# northern pike and carp recipes?



## huntindog (Oct 25, 2007)

does anyone have any recipes for northern pike because honestly i have no clue how to cook them or caro :eyeroll: :eyeroll: can yall post recipes for bost fish?


----------



## Chuck Smith (Feb 22, 2005)

Northern Pike.....cook like you do walleyes or any other fish.

Carp....smoke them.


----------



## roughfishfever22 (Apr 30, 2008)

norther pike is just as good as any other fish in my opinion, just have to watch out for all the bones.

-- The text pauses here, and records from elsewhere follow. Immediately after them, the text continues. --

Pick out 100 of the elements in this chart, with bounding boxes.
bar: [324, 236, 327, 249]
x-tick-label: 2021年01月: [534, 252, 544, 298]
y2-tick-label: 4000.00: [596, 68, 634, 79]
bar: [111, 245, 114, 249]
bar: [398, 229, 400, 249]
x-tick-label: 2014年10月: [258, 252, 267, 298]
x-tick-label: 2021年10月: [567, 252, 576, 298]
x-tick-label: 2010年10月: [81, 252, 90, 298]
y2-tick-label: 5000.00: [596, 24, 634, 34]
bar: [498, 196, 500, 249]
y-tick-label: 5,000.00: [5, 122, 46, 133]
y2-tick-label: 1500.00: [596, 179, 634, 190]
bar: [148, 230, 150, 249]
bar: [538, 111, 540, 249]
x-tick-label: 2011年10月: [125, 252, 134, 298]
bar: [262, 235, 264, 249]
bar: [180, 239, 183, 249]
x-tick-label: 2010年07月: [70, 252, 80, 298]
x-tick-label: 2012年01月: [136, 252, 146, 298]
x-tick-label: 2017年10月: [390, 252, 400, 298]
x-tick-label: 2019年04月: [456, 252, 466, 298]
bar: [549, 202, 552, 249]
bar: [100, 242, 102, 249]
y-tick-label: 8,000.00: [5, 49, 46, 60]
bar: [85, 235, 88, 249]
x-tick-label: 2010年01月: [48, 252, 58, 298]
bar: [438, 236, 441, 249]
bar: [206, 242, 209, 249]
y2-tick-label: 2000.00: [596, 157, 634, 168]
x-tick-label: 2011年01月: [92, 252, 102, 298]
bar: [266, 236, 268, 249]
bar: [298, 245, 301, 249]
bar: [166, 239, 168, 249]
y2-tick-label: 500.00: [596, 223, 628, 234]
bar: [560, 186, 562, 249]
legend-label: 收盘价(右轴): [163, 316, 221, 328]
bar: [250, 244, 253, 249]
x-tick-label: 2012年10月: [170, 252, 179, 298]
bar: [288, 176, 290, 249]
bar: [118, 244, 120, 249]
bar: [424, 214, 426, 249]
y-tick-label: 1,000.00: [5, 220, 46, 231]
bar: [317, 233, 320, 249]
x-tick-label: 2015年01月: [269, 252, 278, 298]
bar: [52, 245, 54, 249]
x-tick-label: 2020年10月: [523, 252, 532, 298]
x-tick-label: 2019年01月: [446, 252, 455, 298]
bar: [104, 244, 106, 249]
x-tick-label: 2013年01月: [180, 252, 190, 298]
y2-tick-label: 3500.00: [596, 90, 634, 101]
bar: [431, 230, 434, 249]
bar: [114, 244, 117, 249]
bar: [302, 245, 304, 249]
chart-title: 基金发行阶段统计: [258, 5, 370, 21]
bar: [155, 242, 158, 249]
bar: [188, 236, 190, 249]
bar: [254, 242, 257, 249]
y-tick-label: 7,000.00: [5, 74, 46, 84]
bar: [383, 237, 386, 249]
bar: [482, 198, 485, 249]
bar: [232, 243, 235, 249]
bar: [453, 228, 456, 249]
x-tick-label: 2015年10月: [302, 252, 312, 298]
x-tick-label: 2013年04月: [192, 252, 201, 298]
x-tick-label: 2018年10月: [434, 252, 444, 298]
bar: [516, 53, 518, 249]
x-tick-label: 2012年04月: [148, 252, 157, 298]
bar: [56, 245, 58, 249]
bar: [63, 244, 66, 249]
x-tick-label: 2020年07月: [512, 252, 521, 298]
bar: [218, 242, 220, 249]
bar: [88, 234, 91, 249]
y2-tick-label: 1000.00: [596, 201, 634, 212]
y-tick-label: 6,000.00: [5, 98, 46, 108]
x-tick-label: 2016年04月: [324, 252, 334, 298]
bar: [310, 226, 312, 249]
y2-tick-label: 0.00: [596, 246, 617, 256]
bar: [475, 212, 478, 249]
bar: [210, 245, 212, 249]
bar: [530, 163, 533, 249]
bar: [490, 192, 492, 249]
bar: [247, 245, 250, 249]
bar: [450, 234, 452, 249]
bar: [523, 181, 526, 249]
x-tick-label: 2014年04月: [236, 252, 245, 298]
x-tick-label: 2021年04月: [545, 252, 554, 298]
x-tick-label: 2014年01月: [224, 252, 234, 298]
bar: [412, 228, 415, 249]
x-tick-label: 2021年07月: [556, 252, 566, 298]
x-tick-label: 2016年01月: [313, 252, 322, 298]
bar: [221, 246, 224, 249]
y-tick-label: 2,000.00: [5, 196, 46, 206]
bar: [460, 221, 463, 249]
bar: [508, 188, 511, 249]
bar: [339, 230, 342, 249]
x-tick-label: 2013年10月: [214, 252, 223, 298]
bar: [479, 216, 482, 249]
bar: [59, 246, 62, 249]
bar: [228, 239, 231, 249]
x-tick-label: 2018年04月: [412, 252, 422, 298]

The best way to use a carp is dig a hole in the ground throw the carp in that and plant a tomato on top of the hole. Wait all summer and at the end of summer you should have some great tasting tomatoes :beer:


----------



## snow123geese (Feb 3, 2008)

Northerns taste great on the grill. When i make them i put the fillet on a piece of tin foil and put butter in there and i like to put lemon pepper and seasoned salt then wrap it up and stick it on the grill until it gets flaky. Just make sure you put a lot of butter in there otherwise the fillet will stick to the tinfoil and get pretty crispy.


----------



## roadtriprod (Apr 23, 2003)

NORTHERN PIKE APPETIZER OR POOR MAN'S LOBSTER
Cut Northern fillets into 1 inch cubes (like herring). Combine water and 
4 to 6 beef bouillon cubes in large kettle. Bring to a boil. Add fish. When 
it comes to boil again remove from heat and drain immediately. Very important 
not to overcook. Serve with drawn butter or cocktail sauce


----------



## martin_shooter (Sep 27, 2008)

put pike on the grill in tinfoil with italian dressing :beer:


----------



## blhunter3 (May 5, 2007)

Pike Jerkey

Just kidding, but it does taste gross


----------